To view the identity's details, click Investigate.
The overall risk is the highest severity of the risks that are associated with the identity. To lower the overall risk, address all of the highest severity risks. This would lower the risk score to the highest severity of the remaining risks.
For example, if an identity has a critical overall risk with two critical risks and three medium risks, fixing all critical risks would lower the overall risk to medium.
Policies
To display policies on the Explorer tab, select Policies from the dropdown menu above the filters.
Policy filters
Use the following methods to refine what is displayed in the policies list:
- Use the search function at the top of the page to select a filter, operator, and values.
- Click the filter dropdowns along the top of the page, select your choices, and click Show results. Click an active filter to remove it or click Reset and then click Show results.
The following table lists available policy filters.
| Filter | Description |
|---|---|
| Cloud provider | Display policies for the selected cloud provider. |
| Account ID | Display policies for the selected account IDs. |
| Account alias | Display policies with matching account aliases. |
| Policy type | Display policies of the selected types. |
| Name | Display policies with matching names. |
| Tags | Display policies with the selected tags. |
Policies list
The list of policies appears below the filters and has the following information available.
Click the icons to refresh the table, download the table as a CSV, select columns, and search for specific text in the columns.
To go to a policy's details page, click a policy.
| Column | Description |
|---|---|
| Policy name | Name of the policy. |
| Policy type | Type of policy.

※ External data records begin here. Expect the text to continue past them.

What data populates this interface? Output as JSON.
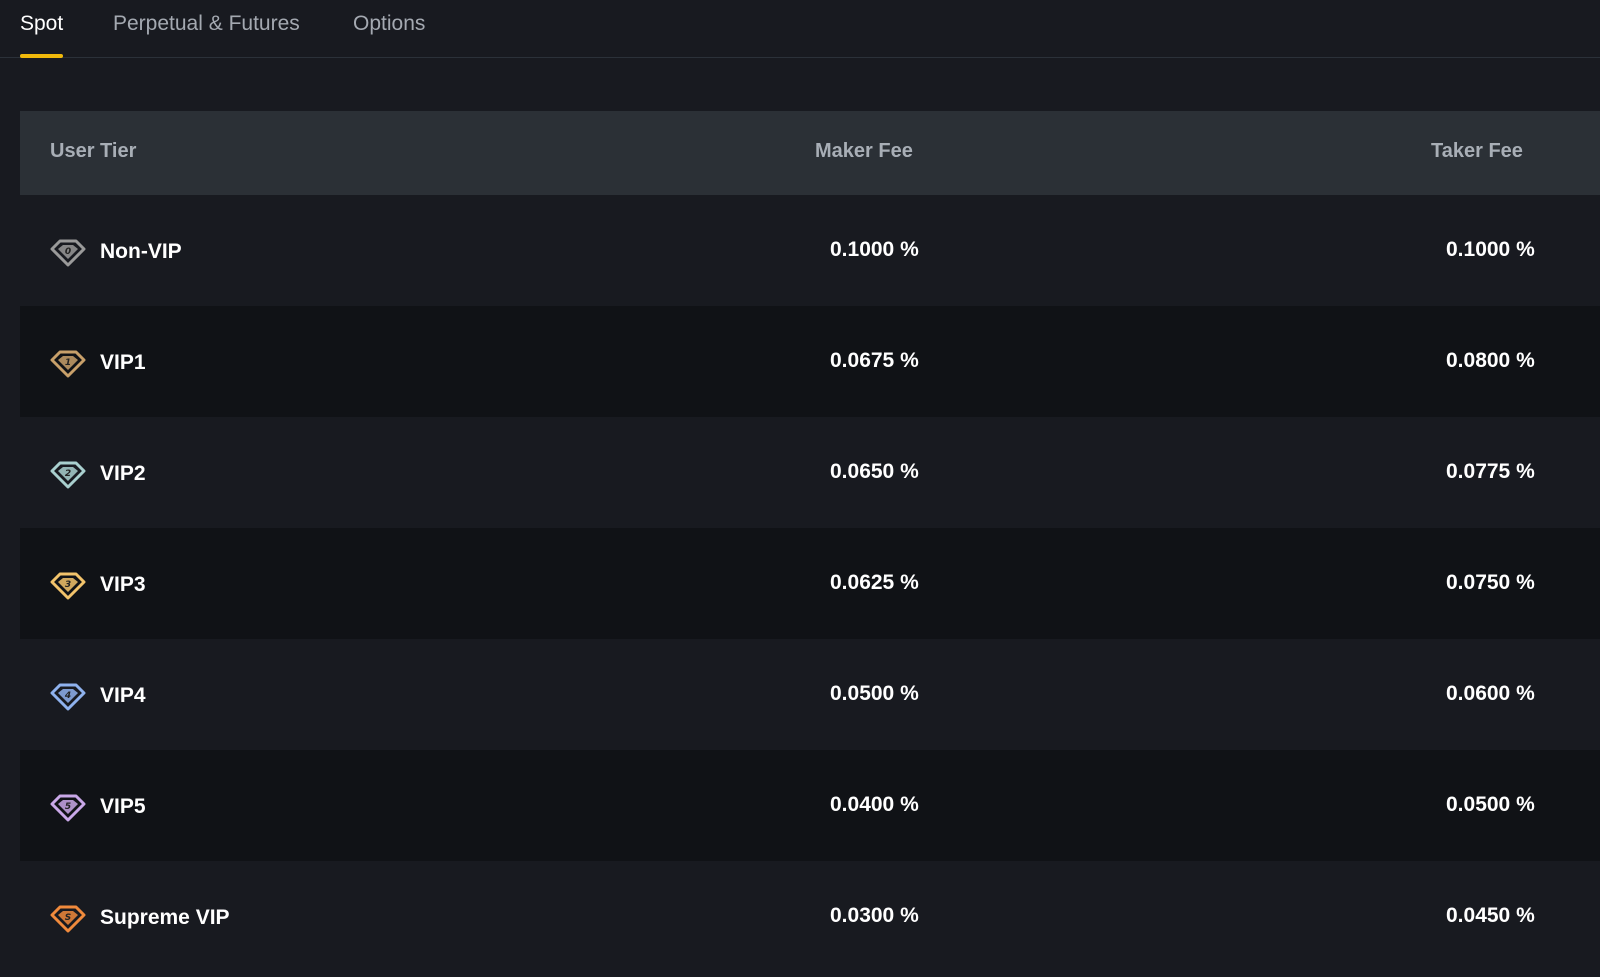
{
  "tabs": [
    {
      "label": "Spot",
      "active": true
    },
    {
      "label": "Perpetual & Futures",
      "active": false
    },
    {
      "label": "Options",
      "active": false
    }
  ],
  "colors": {
    "accent": "#f0b90b",
    "background": "#181a20",
    "header": "#2b3036"
  },
  "table": {
    "headers": {
      "tier": "User Tier",
      "maker": "Maker Fee",
      "taker": "Taker Fee"
    },
    "rows": [
      {
        "level": "0",
        "tier": "Non-VIP",
        "maker": "0.1000 %",
        "taker": "0.1000 %",
        "icon": "vip-0-badge-icon",
        "color": "#9a9a9a"
      },
      {
        "level": "1",
        "tier": "VIP1",
        "maker": "0.0675 %",
        "taker": "0.0800 %",
        "icon": "vip-1-badge-icon",
        "color": "#c8a06a"
      },
      {
        "level": "2",
        "tier": "VIP2",
        "maker": "0.0650 %",
        "taker": "0.0775 %",
        "icon": "vip-2-badge-icon",
        "color": "#a9d0cf"
      },
      {
        "level": "3",
        "tier": "VIP3",
        "maker": "0.0625 %",
        "taker": "0.0750 %",
        "icon": "vip-3-badge-icon",
        "color": "#f2c36b"
      },
      {
        "level": "4",
        "tier": "VIP4",
        "maker": "0.0500 %",
        "taker": "0.0600 %",
        "icon": "vip-4-badge-icon",
        "color": "#8fb2ee"
      },
      {
        "level": "5",
        "tier": "VIP5",
        "maker": "0.0400 %",
        "taker": "0.0500 %",
        "icon": "vip-5-badge-icon",
        "color": "#c9a8e8"
      },
      {
        "level": "S",
        "tier": "Supreme VIP",
        "maker": "0.0300 %",
        "taker": "0.0450 %",
        "icon": "supreme-vip-badge-icon",
        "color": "#f08a3c"
      }
    ]
  }
}
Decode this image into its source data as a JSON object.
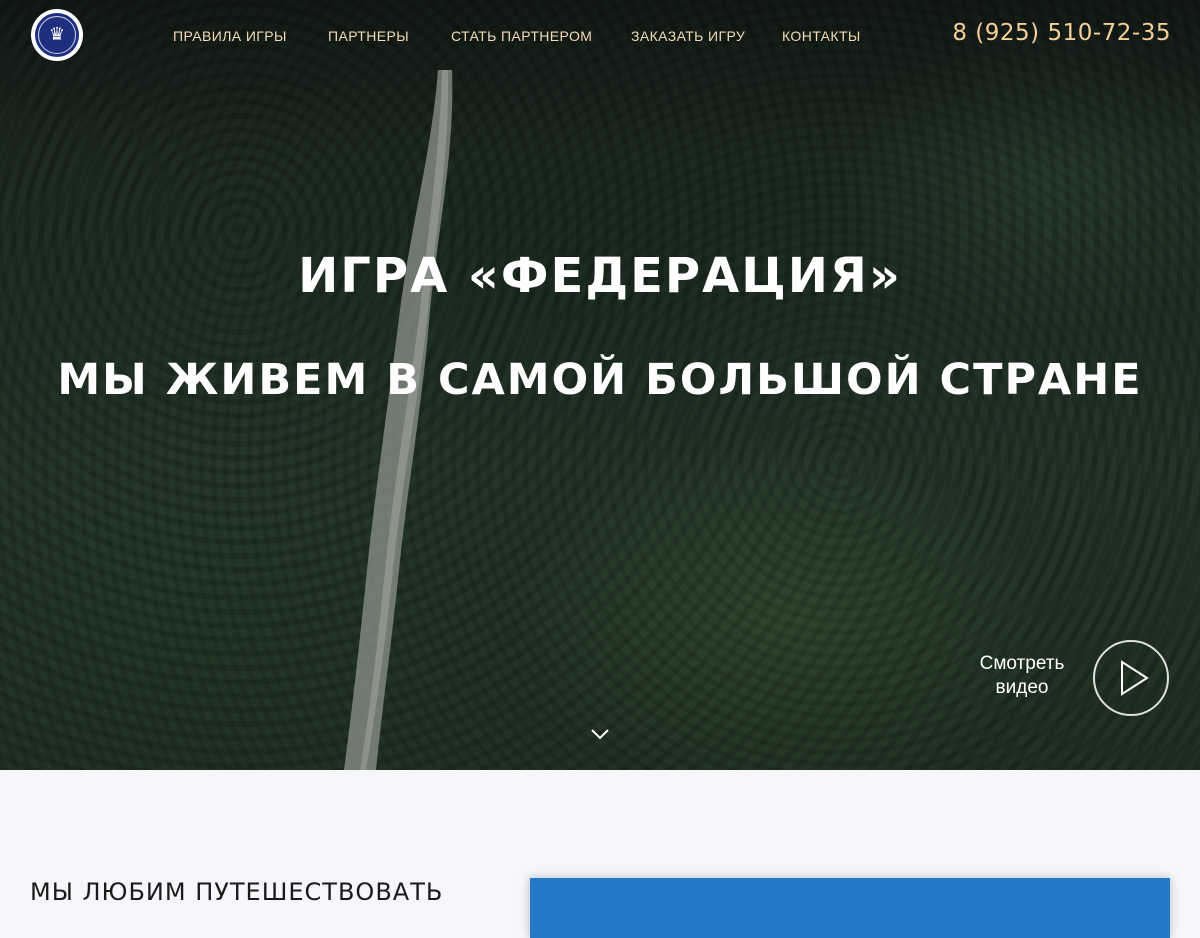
{
  "header": {
    "nav": [
      {
        "label": "ПРАВИЛА ИГРЫ"
      },
      {
        "label": "ПАРТНЕРЫ"
      },
      {
        "label": "СТАТЬ ПАРТНЕРОМ"
      },
      {
        "label": "ЗАКАЗАТЬ ИГРУ"
      },
      {
        "label": "КОНТАКТЫ"
      }
    ],
    "phone": "8 (925) 510-72-35"
  },
  "hero": {
    "title": "ИГРА «ФЕДЕРАЦИЯ»",
    "subtitle": "МЫ ЖИВЕМ В САМОЙ БОЛЬШОЙ СТРАНЕ",
    "video": {
      "line1": "Смотреть",
      "line2": "видео"
    }
  },
  "section": {
    "title": "МЫ ЛЮБИМ ПУТЕШЕСТВОВАТЬ"
  },
  "colors": {
    "nav": "#f3dbb3",
    "phone": "#f4cf98",
    "card": "#2479c8"
  },
  "icons": [
    "federation-logo",
    "play-icon",
    "chevron-down-icon"
  ]
}
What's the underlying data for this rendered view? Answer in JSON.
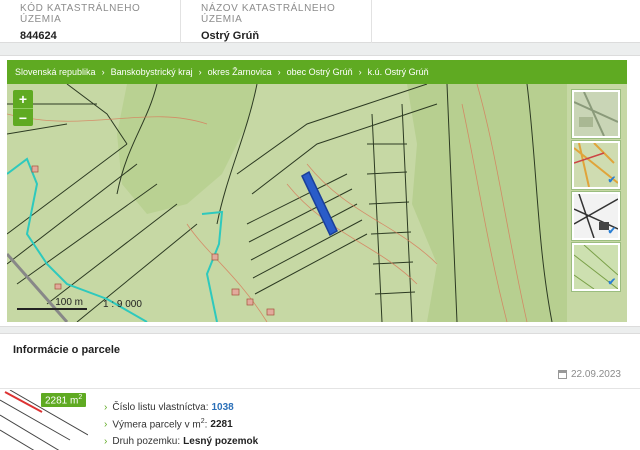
{
  "header_fields": [
    {
      "label": "KÓD KATASTRÁLNEHO ÚZEMIA",
      "value": "844624"
    },
    {
      "label": "NÁZOV KATASTRÁLNEHO ÚZEMIA",
      "value": "Ostrý Grúň"
    }
  ],
  "breadcrumb": [
    "Slovenská republika",
    "Banskobystrický kraj",
    "okres Žarnovica",
    "obec Ostrý Grúň",
    "k.ú. Ostrý Grúň"
  ],
  "map": {
    "zoom_in": "+",
    "zoom_out": "−",
    "scale_label": "100 m",
    "scale_ratio": "1 : 9 000",
    "layers": [
      "orthophoto-layer",
      "cadastral-map-layer",
      "vector-map-layer",
      "parcel-map-layer"
    ]
  },
  "info": {
    "title": "Informácie o parcele",
    "date": "22.09.2023",
    "area_badge": "2281 m",
    "area_badge_unit": "2",
    "props": [
      {
        "label": "Číslo listu vlastníctva:",
        "value": "1038"
      },
      {
        "label": "Výmera parcely v m",
        "sup": "2",
        "label_end": ":",
        "value": "2281"
      },
      {
        "label": "Druh pozemku:",
        "value": "Lesný pozemok"
      }
    ]
  },
  "colors": {
    "brand_green": "#5faa22",
    "link_blue": "#2a6fb8",
    "parcel_highlight": "#2a5cc9"
  }
}
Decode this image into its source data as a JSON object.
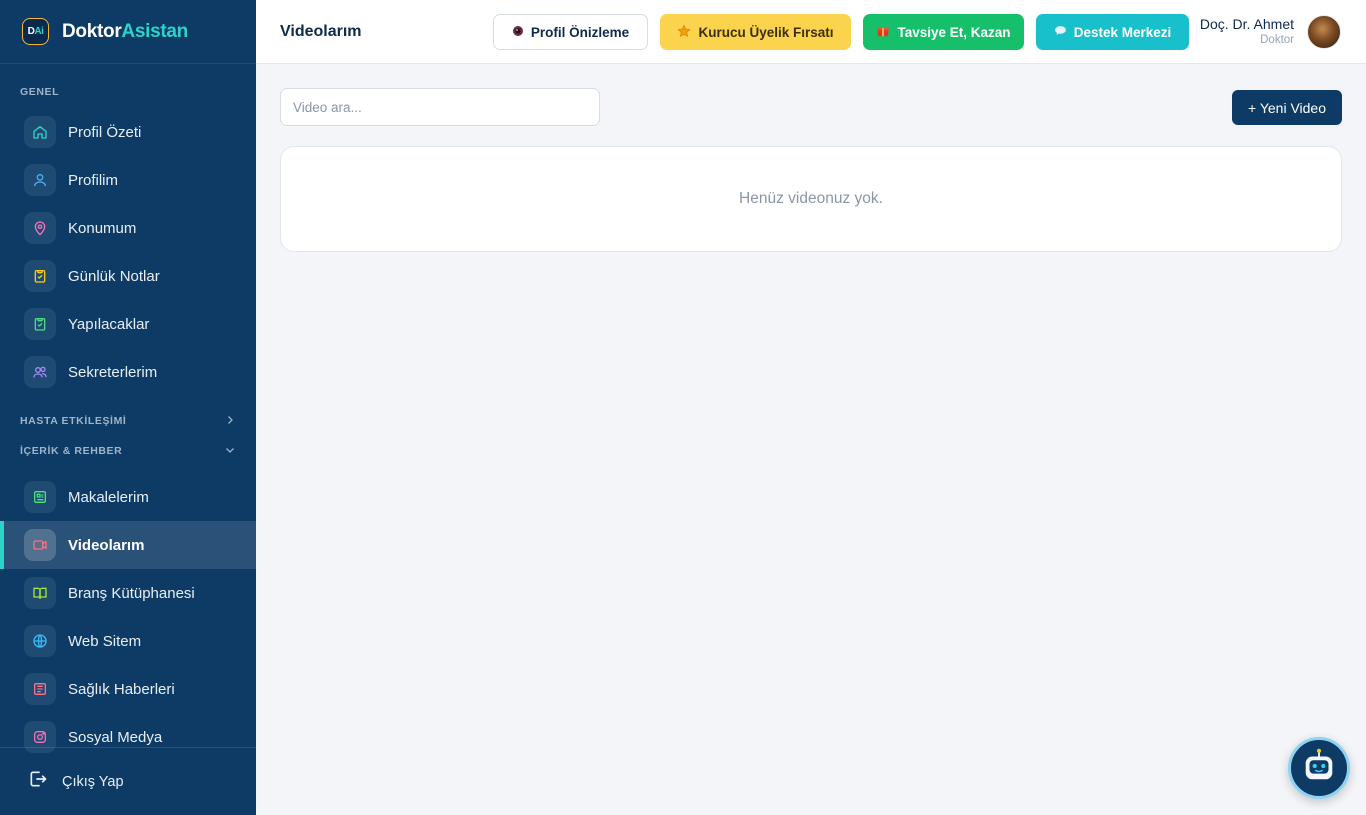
{
  "brand": {
    "logo_text_d": "D",
    "logo_text_ai": "Ai",
    "name_part1": "Doktor",
    "name_part2": "Asistan"
  },
  "sidebar": {
    "section_general": "GENEL",
    "general_items": [
      {
        "label": "Profil Özeti",
        "icon": "home-icon",
        "color": "#2bd4c7"
      },
      {
        "label": "Profilim",
        "icon": "user-icon",
        "color": "#4fb3f6"
      },
      {
        "label": "Konumum",
        "icon": "map-pin-icon",
        "color": "#f472b6"
      },
      {
        "label": "Günlük Notlar",
        "icon": "clipboard-check-icon",
        "color": "#facc15"
      },
      {
        "label": "Yapılacaklar",
        "icon": "clipboard-icon",
        "color": "#4ade80"
      },
      {
        "label": "Sekreterlerim",
        "icon": "users-icon",
        "color": "#a78bfa"
      }
    ],
    "section_patient": "HASTA ETKİLEŞİMİ",
    "section_content": "İÇERİK & REHBER",
    "content_items": [
      {
        "label": "Makalelerim",
        "icon": "newspaper-icon",
        "color": "#4ade80"
      },
      {
        "label": "Videolarım",
        "icon": "video-icon",
        "color": "#fb7185",
        "active": true
      },
      {
        "label": "Branş Kütüphanesi",
        "icon": "book-icon",
        "color": "#a3e635"
      },
      {
        "label": "Web Sitem",
        "icon": "globe-icon",
        "color": "#38bdf8"
      },
      {
        "label": "Sağlık Haberleri",
        "icon": "news-icon",
        "color": "#fb7185"
      },
      {
        "label": "Sosyal Medya",
        "icon": "instagram-icon",
        "color": "#f472b6"
      }
    ],
    "logout": "Çıkış Yap"
  },
  "header": {
    "title": "Videolarım",
    "preview_label": "Profil Önizleme",
    "founder_label": "Kurucu Üyelik Fırsatı",
    "refer_label": "Tavsiye Et, Kazan",
    "support_label": "Destek Merkezi",
    "user_name": "Doç. Dr. Ahmet",
    "user_role": "Doktor"
  },
  "main": {
    "search_placeholder": "Video ara...",
    "new_video_label": "+ Yeni Video",
    "empty_message": "Henüz videonuz yok."
  }
}
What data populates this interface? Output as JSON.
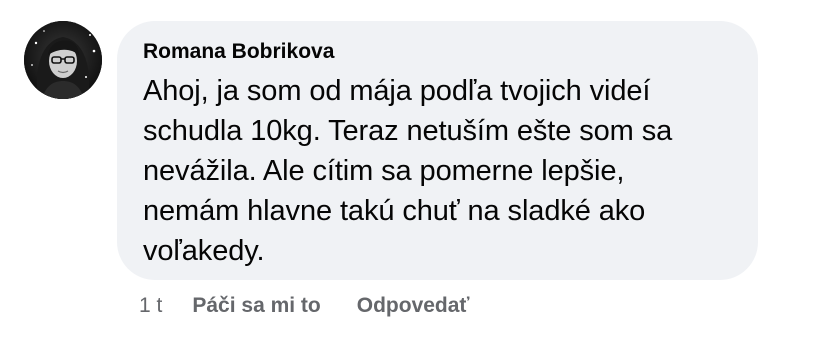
{
  "comment": {
    "author": "Romana Bobrikova",
    "text_lines": [
      "Ahoj, ja som od mája podľa tvojich videí",
      "schudla 10kg. Teraz netuším ešte som sa",
      "nevážila. Ale cítim sa pomerne lepšie,",
      "nemám hlavne takú chuť na sladké ako",
      "voľakedy."
    ],
    "time": "1 t",
    "like_label": "Páči sa mi to",
    "reply_label": "Odpovedať"
  },
  "colors": {
    "bubble_background": "#f0f2f5",
    "text": "#050505",
    "secondary_text": "#65676b"
  },
  "icons": {
    "avatar": "profile-photo-avatar"
  }
}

Supported types include inline (group, role, user), managed (AWS, customer), and resource. |
| Created on | The creation date. |
| Policy ID | The policy ID from the cloud service provider. |
| Provider | The cloud service provider. |
| Account ID | The account ID from the cloud service provider. |
| Tags | The tags assigned to the policy for categorization. |
Save and share Explorer information
- Click the Save view icon
in the top right corner to save the current view. This lets you access the saved view later through the Open view icon 
. - You can also copy the link to the current view by clicking the Copy link icon
. You can then share that link with others, so they can see the same view.